Pero su grito quedó ahogado por una tremenda explosión, producida al hacer girar Apollonia la llave del encendido. La puerta de la cocina quedó hecha astillas, y la onda expansiva envió a Michael a tres metros de distancia. Algunas piedras que cayeron del techo de la villa lo hirieron en el hombro, mientras que otra, cuando ya estaba en el suelo, le dio en la cabeza. Antes de perder el conocimiento vio que del Alfa-Romeo sólo quedaban las cuatro ruedas y los dos ejes.

Cuando recobró el sentido, Michael se encontró en una habitación oscura. Oía voces, pero eran tan débiles que no llegaba a entender qué decían. Instintivamente, simuló estar todavía inconsciente, pero las voces cesaron. Alguien que estaba junto a la cama dijo:

– Bien, ya ha vuelto en sí.

La luz de una lámpara hirió las pupilas de Michael, que entonces se dio cuenta de que quien había hablado era el doctor Taza.

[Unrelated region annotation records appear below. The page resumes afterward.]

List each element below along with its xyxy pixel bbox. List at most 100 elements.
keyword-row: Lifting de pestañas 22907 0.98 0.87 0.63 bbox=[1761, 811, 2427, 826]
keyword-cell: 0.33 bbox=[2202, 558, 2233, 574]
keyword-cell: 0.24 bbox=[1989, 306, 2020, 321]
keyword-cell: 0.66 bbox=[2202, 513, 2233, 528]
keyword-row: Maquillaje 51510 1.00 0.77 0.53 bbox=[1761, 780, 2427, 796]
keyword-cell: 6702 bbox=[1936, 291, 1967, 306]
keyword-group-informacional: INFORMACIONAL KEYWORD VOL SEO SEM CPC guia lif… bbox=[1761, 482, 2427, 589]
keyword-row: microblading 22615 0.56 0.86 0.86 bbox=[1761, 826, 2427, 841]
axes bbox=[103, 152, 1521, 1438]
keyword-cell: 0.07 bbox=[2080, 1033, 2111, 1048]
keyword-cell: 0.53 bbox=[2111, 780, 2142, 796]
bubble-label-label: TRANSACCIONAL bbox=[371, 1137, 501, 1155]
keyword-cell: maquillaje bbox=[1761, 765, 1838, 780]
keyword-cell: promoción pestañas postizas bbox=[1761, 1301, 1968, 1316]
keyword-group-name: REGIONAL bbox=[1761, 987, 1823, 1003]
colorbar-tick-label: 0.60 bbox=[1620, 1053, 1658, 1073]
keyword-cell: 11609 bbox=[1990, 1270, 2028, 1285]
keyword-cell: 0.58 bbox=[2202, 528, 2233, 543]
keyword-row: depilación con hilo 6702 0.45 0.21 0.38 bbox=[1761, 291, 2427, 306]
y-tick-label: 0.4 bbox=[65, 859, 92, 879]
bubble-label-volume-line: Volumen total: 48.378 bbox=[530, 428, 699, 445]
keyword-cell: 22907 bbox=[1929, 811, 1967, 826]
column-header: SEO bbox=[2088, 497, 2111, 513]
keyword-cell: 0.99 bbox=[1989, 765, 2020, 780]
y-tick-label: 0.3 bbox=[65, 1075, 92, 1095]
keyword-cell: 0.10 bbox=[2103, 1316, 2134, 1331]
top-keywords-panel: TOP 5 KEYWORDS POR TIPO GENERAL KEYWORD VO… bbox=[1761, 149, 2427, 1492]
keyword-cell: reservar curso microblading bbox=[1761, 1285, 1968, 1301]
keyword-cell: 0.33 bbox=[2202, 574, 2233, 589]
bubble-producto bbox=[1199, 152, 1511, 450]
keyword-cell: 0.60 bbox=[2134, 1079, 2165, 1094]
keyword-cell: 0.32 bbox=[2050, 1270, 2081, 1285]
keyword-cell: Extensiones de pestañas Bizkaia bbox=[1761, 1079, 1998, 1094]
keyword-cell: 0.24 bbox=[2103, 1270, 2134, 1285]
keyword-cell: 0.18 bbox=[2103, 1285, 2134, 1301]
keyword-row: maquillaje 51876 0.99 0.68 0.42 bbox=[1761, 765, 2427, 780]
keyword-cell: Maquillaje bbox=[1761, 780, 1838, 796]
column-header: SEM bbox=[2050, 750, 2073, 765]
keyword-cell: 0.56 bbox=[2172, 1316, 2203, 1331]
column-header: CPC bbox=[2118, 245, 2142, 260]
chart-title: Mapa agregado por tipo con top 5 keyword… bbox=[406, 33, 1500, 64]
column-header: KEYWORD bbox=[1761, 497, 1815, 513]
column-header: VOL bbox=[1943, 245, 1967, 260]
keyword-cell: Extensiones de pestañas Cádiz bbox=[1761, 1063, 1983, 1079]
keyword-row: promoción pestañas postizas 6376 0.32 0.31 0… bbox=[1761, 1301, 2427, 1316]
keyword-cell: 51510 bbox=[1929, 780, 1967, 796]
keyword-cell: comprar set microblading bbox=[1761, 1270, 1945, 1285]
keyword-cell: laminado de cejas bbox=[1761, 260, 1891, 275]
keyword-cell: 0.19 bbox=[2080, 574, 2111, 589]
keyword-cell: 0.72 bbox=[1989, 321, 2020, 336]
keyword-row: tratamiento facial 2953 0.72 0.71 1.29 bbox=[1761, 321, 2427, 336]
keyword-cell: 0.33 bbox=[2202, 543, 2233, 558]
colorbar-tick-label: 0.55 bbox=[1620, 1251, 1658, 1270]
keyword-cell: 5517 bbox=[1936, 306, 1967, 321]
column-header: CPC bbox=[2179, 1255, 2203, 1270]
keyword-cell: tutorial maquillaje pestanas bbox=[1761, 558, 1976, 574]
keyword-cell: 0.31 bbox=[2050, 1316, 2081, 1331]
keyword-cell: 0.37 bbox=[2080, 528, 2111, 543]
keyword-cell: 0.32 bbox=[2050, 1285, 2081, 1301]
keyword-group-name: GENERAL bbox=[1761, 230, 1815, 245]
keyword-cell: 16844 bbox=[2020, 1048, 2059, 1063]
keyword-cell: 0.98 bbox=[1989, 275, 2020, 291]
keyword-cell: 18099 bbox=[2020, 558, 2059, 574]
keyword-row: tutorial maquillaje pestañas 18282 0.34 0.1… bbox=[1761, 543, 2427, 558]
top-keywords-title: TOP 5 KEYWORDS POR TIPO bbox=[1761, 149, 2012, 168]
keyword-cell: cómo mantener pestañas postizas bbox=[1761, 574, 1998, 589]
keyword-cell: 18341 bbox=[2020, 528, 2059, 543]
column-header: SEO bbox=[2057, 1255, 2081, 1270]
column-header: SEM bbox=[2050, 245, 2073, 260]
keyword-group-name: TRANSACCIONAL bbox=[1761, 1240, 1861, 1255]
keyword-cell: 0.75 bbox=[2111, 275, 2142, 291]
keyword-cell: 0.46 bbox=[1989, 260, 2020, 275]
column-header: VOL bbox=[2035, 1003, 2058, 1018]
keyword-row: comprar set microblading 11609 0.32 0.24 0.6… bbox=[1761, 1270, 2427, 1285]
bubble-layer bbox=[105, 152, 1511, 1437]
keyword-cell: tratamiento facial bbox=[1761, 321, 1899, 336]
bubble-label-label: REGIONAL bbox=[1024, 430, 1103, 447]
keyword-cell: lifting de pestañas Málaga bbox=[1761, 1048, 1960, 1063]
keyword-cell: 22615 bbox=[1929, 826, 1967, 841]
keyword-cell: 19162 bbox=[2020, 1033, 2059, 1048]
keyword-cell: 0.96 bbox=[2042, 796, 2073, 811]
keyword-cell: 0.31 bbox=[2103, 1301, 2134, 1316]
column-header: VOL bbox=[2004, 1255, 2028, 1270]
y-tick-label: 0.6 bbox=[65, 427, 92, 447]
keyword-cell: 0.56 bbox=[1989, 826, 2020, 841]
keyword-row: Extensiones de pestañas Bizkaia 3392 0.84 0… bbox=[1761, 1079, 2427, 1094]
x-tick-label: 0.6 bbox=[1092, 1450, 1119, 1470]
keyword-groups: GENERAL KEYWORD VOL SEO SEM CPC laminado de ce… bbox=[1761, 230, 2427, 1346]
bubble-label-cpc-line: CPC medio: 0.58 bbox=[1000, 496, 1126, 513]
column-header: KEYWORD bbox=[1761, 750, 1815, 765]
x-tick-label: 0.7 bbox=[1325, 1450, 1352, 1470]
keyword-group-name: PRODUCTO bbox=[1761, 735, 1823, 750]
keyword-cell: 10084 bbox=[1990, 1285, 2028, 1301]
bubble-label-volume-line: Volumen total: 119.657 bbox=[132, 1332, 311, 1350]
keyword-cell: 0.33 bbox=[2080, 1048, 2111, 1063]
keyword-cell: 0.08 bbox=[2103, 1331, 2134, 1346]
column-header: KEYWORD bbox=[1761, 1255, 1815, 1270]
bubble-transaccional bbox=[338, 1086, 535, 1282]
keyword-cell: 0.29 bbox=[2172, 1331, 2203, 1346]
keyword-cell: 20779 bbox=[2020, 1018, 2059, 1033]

– Permíteme examinarte. Es cuestión de un minuto. Luego volveremos a apagar la luz -explicó Taza, mientras con una pequeña linterna le estudiaba los ojos-. Te pondrás bien muy pronto -añadió, y volviéndose hacia alguien a quien Michael no podía ver, dijo-: Puede hablar con él.

El médico se había dirigido a Don Tommasino, que estaba sentado en una silla, cerca del lecho. Ahora Michael lo vio, claramente. El Don le decía:

– Michael, Michael ¿puedo hablar contigo? ¿O prefieres descansar?

Michael hizo un ademán de que hablara.

– ¿Fue Fabrizzio el que sacó el coche del garaje? -preguntó Don Tommasino.

Michael, aun sin saberlo, sonrió. Era una sonrisa fría, y con ella quiso decir que sí, que había sido Fabrizzio.

Don Tommasino añadió:

– Fabrizzio ha desaparecido. Escucha, Michael. Has estado inconsciente durante casi una semana. ¿Comprendes? Todos piensan que has muerto. Ahora, pues, es cuando más seguro estás. Ya no se preocuparán de ti. Informé de inmediato a tu padre, y acabo de recibir sus instrucciones. No tardarás en regresar a América. Entretanto, descansarás aquí. Estás en plena montaña, en una granja de mi propiedad. Los de Palermo han hecho las paces conmigo, ahora que suponen que has muerto, lo que demuestra que era a ti a quien perseguían. Querían acabar contigo, pero haciendo creer a todo el mundo que la presa era yo. He pensado que debías estar informado de la situación. En cuanto a todo lo demás, déjalo de mi cuenta. Tú limítate a permanecer tranquilo y a recuperarte.